Stabilization, however, does not mean relief. Margins are expected to remain at a comparatively low level, limiting earnings potential in the interest business. As a result, maintaining profitability will depend less on volume growth and more on pricing discipline, portfolio quality and operational efficiency.
Overall, SME lending is expected to remain resilient, while cantonal banks turn more cautious
SME financing continues to be assessed as broadly resilient by Swiss banks. 33% of surveyed institutions expect an increase in value adjustments and provisions for SME loans over the next one to two years, unchanged from the previous year.
This stable assessment is noteworthy, as it remains below the long-term average and contrasts with current macroeconomic developments. Rising geopolitical tensions, trade policy uncertainty and weaker economic indicators have increased pressure on many companies, particularly in export-oriented sectors.
This is reflected in a more differentiated picture among cantonal banks that traditionally have a higher exposure to SME lending, and therefore, the majority of cantonal banks expect credit losses in their SME portfolios to increase over time.
Rising costs remains a key concern
Cost pressure dominates the outlook for the coming years. 57% of the surveyed institutions identify rising operating costs as the greatest burden on future success.
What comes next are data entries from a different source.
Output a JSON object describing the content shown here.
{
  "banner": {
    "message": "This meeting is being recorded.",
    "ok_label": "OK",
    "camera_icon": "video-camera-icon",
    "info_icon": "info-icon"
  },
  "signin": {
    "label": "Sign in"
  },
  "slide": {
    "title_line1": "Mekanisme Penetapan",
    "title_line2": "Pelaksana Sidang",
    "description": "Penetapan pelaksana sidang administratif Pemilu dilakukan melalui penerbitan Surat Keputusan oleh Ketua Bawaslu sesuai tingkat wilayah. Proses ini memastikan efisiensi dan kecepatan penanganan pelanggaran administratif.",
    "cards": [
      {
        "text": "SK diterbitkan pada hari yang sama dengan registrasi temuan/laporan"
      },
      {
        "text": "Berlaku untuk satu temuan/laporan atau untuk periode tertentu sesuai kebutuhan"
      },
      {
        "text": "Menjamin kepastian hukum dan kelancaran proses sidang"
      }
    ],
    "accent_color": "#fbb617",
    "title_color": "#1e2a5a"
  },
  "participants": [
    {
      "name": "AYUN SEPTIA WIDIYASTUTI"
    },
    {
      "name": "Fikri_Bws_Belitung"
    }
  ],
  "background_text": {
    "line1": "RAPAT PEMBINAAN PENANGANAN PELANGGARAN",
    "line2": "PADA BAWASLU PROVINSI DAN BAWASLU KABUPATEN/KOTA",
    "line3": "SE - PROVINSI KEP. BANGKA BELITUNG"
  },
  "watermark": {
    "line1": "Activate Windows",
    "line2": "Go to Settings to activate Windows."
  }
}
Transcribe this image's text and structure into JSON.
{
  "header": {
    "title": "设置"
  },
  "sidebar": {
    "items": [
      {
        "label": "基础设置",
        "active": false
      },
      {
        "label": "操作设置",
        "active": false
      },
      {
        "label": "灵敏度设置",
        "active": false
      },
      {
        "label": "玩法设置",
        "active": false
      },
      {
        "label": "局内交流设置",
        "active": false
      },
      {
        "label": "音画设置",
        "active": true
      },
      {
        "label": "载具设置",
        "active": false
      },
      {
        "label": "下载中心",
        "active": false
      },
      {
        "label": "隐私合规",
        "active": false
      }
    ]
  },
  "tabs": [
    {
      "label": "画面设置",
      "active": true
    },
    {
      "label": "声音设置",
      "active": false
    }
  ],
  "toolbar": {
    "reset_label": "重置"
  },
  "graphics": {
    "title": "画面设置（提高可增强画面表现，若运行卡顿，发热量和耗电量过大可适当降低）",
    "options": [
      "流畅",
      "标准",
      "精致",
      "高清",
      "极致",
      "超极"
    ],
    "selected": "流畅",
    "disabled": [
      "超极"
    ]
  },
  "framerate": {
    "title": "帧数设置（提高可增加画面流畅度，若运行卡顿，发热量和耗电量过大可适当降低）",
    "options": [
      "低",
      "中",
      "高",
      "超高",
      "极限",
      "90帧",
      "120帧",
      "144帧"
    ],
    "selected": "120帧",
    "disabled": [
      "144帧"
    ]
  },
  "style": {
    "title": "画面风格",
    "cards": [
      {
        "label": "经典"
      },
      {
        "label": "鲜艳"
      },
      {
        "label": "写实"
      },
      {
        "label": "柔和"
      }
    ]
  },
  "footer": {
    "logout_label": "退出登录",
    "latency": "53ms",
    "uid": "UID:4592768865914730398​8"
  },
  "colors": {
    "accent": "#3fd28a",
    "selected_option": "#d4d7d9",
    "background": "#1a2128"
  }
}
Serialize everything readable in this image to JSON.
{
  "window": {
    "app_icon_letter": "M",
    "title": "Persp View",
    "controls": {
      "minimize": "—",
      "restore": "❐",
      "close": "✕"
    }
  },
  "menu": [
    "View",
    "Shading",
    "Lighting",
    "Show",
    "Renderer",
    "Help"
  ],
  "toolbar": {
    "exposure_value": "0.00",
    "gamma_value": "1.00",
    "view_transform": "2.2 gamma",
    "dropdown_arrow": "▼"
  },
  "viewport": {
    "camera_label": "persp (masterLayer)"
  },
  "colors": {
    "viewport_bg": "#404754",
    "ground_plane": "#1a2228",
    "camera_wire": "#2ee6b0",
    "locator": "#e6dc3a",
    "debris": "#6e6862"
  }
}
Technology plays a central role in this dynamic. Investments in AI, digitalization, core system modernization and cloud migration are essential, yet costly. Regulatory requirements, including increased expectations around operational resilience and third-party risk management as well as cyber resilience, further add to the cost base.
At the same time, these investments also create opportunities. New technologies enable efficiency gains, improve customer experience and enable new service models. The challenge for banks lies in focusing on the use cases that deliver tangible benefits and managing the timing mismatch between upfront investments and the realization of efficiency and profit gains.